Selanjutnya, penulis juga menemukan adanya kritik sosial terkait keadilan. Bahwasannya aturan ada untuk ditaati, jika salah maka sudah sewajarnya harus mengakui apa yang telah diperbuat. Ada hukuman yang harus diterima oleh orang yang telah melakukan perbuatan kesalahan tersebut.
"Verina memberi tahu pengacaranya dia akan mengaku bersalah dan bersedia menerima hukuman apapun yang dijatuhkan kepadanya." (Di Balik Kabut Amnesia: 167)
Dari kutipan cerpen tersebut, terlihat pada saat Verina dilaporkan kepada pihak berwajib oleh anggota keluarga salah satu pasiennya dan Verina tidak merasa keberatan. Verina mengakui bahwa Ia bersalah dan Ia siap dihukum atas kesalahannya itu.

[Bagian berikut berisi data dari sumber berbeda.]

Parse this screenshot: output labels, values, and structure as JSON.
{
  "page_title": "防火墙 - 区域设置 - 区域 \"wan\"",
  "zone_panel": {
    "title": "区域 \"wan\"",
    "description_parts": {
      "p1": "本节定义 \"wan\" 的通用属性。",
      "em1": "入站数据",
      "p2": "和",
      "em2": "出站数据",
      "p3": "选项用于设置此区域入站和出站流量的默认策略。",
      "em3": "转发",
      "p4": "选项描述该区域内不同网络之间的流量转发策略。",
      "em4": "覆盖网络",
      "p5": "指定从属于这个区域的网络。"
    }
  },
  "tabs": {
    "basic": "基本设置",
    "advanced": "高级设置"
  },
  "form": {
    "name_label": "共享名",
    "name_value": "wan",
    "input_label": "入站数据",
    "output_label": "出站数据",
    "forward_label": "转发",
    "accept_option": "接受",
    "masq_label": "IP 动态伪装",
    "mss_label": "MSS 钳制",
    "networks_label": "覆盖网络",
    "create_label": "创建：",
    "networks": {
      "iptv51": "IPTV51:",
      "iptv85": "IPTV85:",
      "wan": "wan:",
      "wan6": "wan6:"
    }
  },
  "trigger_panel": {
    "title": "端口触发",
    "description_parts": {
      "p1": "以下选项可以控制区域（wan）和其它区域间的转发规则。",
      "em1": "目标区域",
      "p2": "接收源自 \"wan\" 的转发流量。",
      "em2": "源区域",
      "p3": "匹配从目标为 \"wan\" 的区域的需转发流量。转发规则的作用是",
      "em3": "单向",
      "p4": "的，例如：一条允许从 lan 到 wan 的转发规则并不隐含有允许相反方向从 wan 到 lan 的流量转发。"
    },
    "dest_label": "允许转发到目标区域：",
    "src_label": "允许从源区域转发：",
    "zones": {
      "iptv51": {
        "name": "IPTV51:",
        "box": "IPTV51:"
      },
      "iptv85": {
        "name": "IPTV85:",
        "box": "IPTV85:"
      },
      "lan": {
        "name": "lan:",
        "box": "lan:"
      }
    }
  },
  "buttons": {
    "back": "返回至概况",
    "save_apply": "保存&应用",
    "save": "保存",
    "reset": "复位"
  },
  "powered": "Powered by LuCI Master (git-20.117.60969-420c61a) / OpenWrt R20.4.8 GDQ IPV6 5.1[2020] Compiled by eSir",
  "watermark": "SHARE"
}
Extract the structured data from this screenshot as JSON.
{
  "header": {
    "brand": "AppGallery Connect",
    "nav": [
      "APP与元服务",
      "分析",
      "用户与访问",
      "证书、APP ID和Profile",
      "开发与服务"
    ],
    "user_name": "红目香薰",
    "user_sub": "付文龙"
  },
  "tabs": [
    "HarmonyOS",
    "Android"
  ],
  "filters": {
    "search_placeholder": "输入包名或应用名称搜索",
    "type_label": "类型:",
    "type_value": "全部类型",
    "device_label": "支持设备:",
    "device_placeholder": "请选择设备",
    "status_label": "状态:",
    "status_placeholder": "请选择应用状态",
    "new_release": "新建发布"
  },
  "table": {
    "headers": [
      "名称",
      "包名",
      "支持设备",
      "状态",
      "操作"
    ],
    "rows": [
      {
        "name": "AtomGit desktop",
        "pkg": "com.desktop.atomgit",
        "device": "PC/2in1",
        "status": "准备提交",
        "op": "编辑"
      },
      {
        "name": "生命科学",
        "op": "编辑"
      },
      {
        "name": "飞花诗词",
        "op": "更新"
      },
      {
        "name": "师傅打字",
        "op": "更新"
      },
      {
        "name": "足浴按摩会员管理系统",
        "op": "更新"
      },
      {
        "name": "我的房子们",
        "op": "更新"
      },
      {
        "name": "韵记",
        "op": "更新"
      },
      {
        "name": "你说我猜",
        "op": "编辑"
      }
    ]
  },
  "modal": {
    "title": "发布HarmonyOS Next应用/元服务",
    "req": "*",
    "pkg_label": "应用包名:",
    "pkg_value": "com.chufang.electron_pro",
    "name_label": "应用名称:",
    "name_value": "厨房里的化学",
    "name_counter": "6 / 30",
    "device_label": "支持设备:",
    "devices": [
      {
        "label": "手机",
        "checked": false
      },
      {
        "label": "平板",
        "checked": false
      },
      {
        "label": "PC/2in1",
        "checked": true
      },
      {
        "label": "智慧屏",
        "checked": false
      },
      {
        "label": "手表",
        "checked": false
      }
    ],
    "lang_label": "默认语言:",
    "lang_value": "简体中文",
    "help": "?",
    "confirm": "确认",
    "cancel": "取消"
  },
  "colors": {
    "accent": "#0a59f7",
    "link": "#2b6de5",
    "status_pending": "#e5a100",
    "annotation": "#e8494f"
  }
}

Hasil analisis di atas menunjukkan bahwa cerpen "Mata yang Enak dipandang" karya Ahmad Tohari digolongkan sebagai kajian sosiologi sastra yang berisi tentang berbagai macam permasalahan sosial, sehingga penulis dapat menganalisis bentuk kritik sosial dalam cerpen tersebut.
Daftar Pustaka
Devi, Wika Soviana. 2019. Teori Sastra. Karanganyar: CV Al Chalief.
Imam, Agus. 2017. Kritik Sosial dalam Novel O Karya Eka Kurniawan: Kajian Sosiologi Sastra. HUMANIS. Vol.9 No.2, Juli 2017.
Tohari, Ahmad. 2019. Mata yang Enak dipandang. Jakarta: PT Gramedia Pustaka Utama.